When training a text transformation model, you can choose to either train the model from scratch or fine-tune a trained model. In general, language models using the transformer architecture are considered few-hot learners.

However, if you have access to a pretrained text transformation model that performs a similar task, you can fine-tune it on the new training data. Fine-tuning an existing model is often quicker than training a new model, and this process also requires fewer training samples. When fine-tuning a pretrained model, ensure that you keep the same backbone model that was used in the pretrained model.

The pretrained model can be an Esri Model Definition file or a deep learning package file. The output model is also saved in these formats in the specified Output Model folder.

Training deep learning models is an iterative process in which the input training data is passed through the neural network several times. Each training pass through the entire training data is known as an epoch. The Max Epochs parameter specifies the maximum number of times the training data is seen by the model while it is being trained. This is dependent on the model you are training, the complexity of the task, and the number of training samples. If you have a lot of training samples, you can use a small value. In general, it is a good idea to keep training for more epochs repeatedly, until the validation loss continues to go down.

The Model Backbone parameter specifies the preconfigured neural network that serves as the encoder for the model and extracts feature representations of the input text. This model supports T5-based encoders that are based on the transformer architecture and are pretrained on large volumes of text in a semisupervised manner and have a good understanding of language.

Model training occurs in batches, and the Batch Size parameter specifies the number of training samples that are processed for training at one time. Increasing the batch size can improve the performance of the tool. However, as the batch size increases, more memory is used. If an out of memory error occurs while training the model, use a smaller batch size.

The Learning Rate parameter is, one of the most important hyperparameters. It is the rate at which the model weights are adjusted during training. If you specify a low learning rate, the model improves slowly and may take a long time to train, leading to wasted time and resources. A high learning rate may be counterproductive, and the model may not learn well. With high learning rates, the model weights may be adjusted drastically, causing it to produce erroneous results. It is often best to not specify a value for the Learning Rate parameter, as the tool uses an automated learning rate finder based on the "Cyclical Learning Rates for Training Neural Networks" paper by Leslie N. Smith.

The tool uses a part of the training data (10 percent by default) as a validation set. The Validation Percentage parameter allows you to adjust the amount of training data to be used for validation.

By default, the tool uses an early stopping technique that causes model training to stop when the model is no longer improving over subsequent training epochs.
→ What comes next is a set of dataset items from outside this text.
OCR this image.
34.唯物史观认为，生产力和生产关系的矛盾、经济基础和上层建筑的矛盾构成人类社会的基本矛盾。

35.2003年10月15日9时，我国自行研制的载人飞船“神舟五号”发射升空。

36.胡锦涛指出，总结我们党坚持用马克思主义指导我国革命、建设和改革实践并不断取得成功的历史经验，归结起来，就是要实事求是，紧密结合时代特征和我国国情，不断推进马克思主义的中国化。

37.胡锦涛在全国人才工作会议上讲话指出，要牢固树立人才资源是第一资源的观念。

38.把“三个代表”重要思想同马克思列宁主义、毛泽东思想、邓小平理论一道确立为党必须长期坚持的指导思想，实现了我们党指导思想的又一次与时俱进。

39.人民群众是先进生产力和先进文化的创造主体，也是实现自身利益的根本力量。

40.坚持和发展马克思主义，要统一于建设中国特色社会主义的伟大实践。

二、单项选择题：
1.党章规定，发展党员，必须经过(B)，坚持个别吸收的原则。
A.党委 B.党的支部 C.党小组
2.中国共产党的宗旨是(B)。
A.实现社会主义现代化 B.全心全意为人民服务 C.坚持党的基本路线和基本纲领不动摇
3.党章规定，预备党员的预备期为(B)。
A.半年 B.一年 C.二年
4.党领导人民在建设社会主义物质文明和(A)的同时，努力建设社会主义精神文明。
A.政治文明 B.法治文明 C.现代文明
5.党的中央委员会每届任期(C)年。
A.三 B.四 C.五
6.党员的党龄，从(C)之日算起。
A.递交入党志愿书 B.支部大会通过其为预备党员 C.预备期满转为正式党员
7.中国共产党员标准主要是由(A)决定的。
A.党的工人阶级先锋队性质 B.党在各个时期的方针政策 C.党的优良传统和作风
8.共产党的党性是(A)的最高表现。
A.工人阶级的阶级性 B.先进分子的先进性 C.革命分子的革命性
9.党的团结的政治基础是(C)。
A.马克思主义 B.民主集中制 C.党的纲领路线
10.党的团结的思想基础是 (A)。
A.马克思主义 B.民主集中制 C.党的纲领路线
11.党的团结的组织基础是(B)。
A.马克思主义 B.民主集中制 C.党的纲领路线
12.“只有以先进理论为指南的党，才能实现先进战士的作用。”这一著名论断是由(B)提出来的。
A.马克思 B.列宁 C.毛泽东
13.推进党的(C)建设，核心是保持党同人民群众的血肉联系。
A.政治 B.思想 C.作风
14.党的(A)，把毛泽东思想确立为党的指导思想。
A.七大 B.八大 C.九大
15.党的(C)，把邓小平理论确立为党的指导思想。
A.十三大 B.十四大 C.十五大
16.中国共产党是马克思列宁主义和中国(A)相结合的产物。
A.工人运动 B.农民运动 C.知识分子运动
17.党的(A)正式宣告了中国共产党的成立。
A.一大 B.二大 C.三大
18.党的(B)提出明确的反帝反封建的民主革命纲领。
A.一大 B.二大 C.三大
You can turn this behavior off by unchecking the Stop when model stops improving parameter.

You can also specify whether the backbone layers in the pretrained model will be frozen, so that the weights and biases remain as originally designed. By default, the layers of the backbone model are not frozen, and the weights and biases of the Model Backbone value can be altered to fit the training samples. This takes more time to process but typically produces better results.
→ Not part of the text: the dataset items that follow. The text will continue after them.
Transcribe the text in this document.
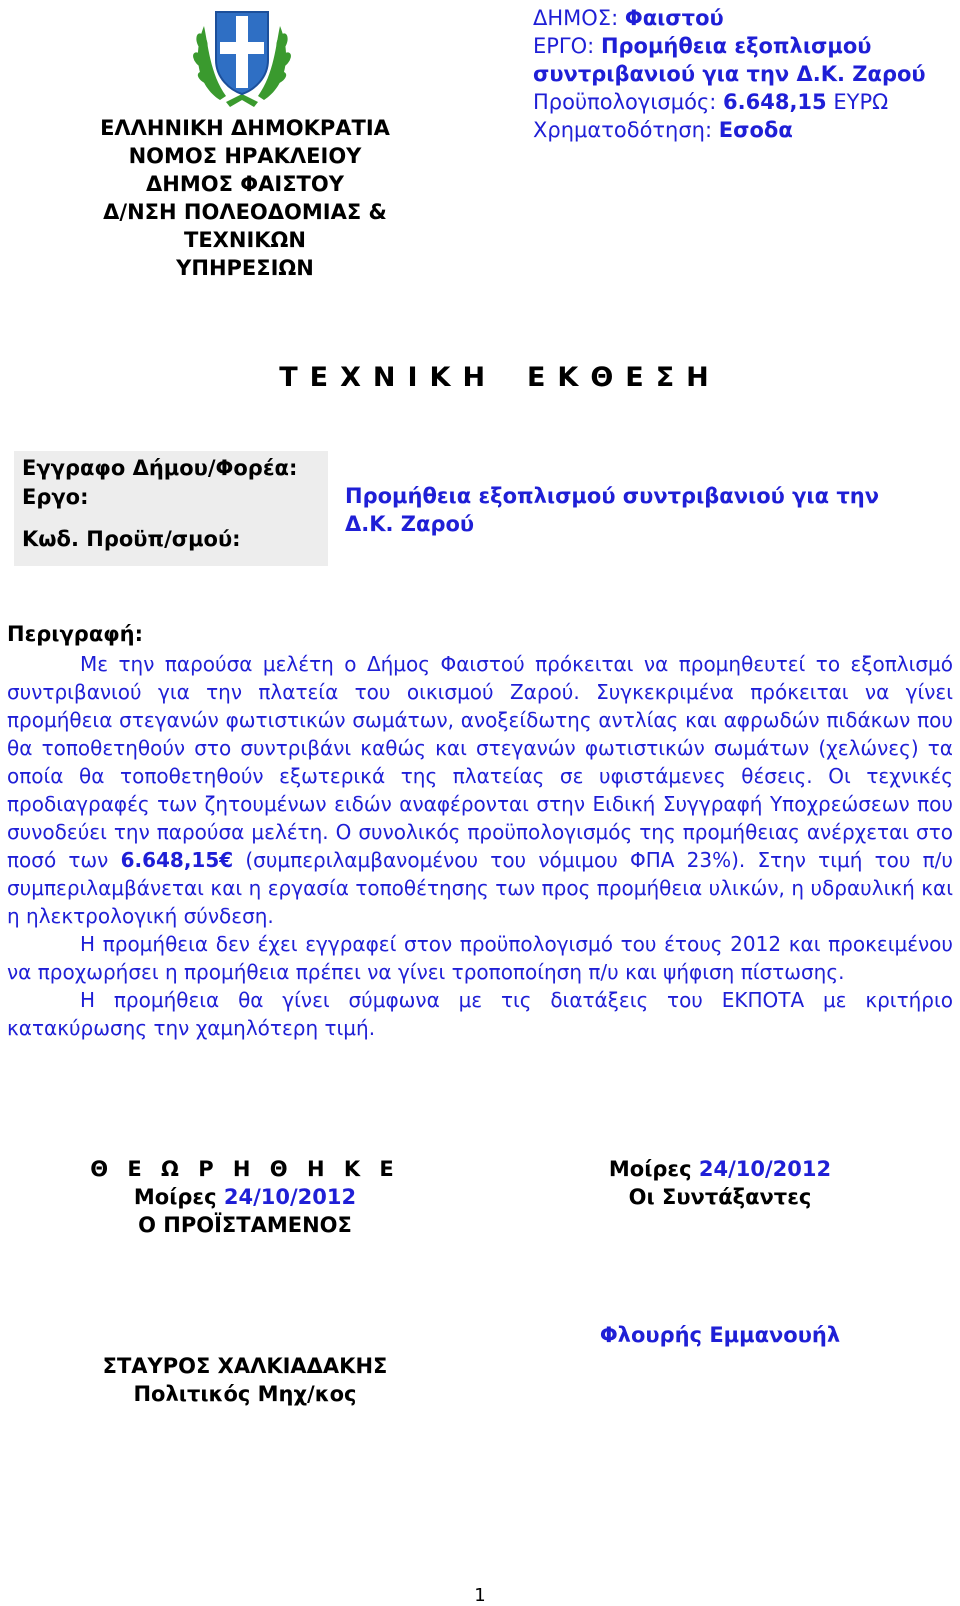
ΕΛΛΗΝΙΚΗ ΔΗΜΟΚΡΑΤΙΑ
ΝΟΜΟΣ ΗΡΑΚΛΕΙΟΥ
ΔΗΜΟΣ ΦΑΙΣΤΟΥ
Δ/ΝΣΗ ΠΟΛΕΟΔΟΜΙΑΣ & ΤΕΧΝΙΚΩΝ
ΥΠΗΡΕΣΙΩΝ
ΔΗΜΟΣ: Φαιστού
ΕΡΓΟ: Προμήθεια εξοπλισμού
συντριβανιού για την Δ.Κ. Ζαρού
Προϋπολογισμός: 6.648,15 ΕΥΡΩ
Χρηματοδότηση: Εσοδα
ΤΕΧΝΙΚΗ ΕΚΘΕΣΗ
Εγγραφο Δήμου/Φορέα:
Εργο:
Κωδ. Προϋπ/σμού:
Προμήθεια εξοπλισμού συντριβανιού για την
Δ.Κ. Ζαρού
Περιγραφή:

Με την παρούσα μελέτη ο Δήμος Φαιστού πρόκειται να προμηθευτεί το εξοπλισμό συντριβανιού για την πλατεία του οικισμού Ζαρού. Συγκεκριμένα πρόκειται να γίνει προμήθεια στεγανών φωτιστικών σωμάτων, ανοξείδωτης αντλίας και αφρωδών πιδάκων που θα τοποθετηθούν στο συντριβάνι καθώς και στεγανών φωτιστικών σωμάτων (χελώνες) τα οποία θα τοποθετηθούν εξωτερικά της πλατείας σε υφιστάμενες θέσεις. Οι τεχνικές προδιαγραφές των ζητουμένων ειδών αναφέρονται στην Ειδική Συγγραφή Υποχρεώσεων που συνοδεύει την παρούσα μελέτη. Ο συνολικός προϋπολογισμός της προμήθειας ανέρχεται στο ποσό των 6.648,15€ (συμπεριλαμβανομένου του νόμιμου ΦΠΑ 23%). Στην τιμή του π/υ συμπεριλαμβάνεται και η εργασία τοποθέτησης των προς προμήθεια υλικών, η υδραυλική και η ηλεκτρολογική σύνδεση.

Η προμήθεια δεν έχει εγγραφεί στον προϋπολογισμό του έτους 2012 και προκειμένου να προχωρήσει η προμήθεια πρέπει να γίνει τροποποίηση π/υ και ψήφιση πίστωσης.

Η προμήθεια θα γίνει σύμφωνα με τις διατάξεις του ΕΚΠΟΤΑ με κριτήριο κατακύρωσης την χαμηλότερη τιμή.

Θ Ε Ω Ρ Η Θ Η Κ Ε
Μοίρες 24/10/2012
Ο ΠΡΟΪΣΤΑΜΕΝΟΣ
Μοίρες 24/10/2012
Οι Συντάξαντες
ΣΤΑΥΡΟΣ ΧΑΛΚΙΑΔΑΚΗΣ
Πολιτικός Μηχ/κος
Φλουρής Εμμανουήλ
1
Text data often contains noise in the form of HTML tags and URLs. You can use the Remove HTML Tags and Remove URLs parameters to preprocess the text and remove the tags before processing.


Vaswani, Ashish, Noam Shazeer, Niki Parmar, Jakob Uszkoreit, Llion Jones, Aidan N. Gomez, Lukasz Kaiser, Illia Polosukhin. "Attention Is All You Need." December 6, 2017.

Raffel, Colin. et al. "Exploring the Limits of Transfer Learning with a Unified Text-to-Text Transformer." July 20, 2020.

"Encoder models."

Brown, Tom B. et al. "Language Models are Few-Shot Learners." July 22, 2020.

Smith, Leslie N. "Cyclical Learning Rates for Training Neural Networks." April 4, 2017.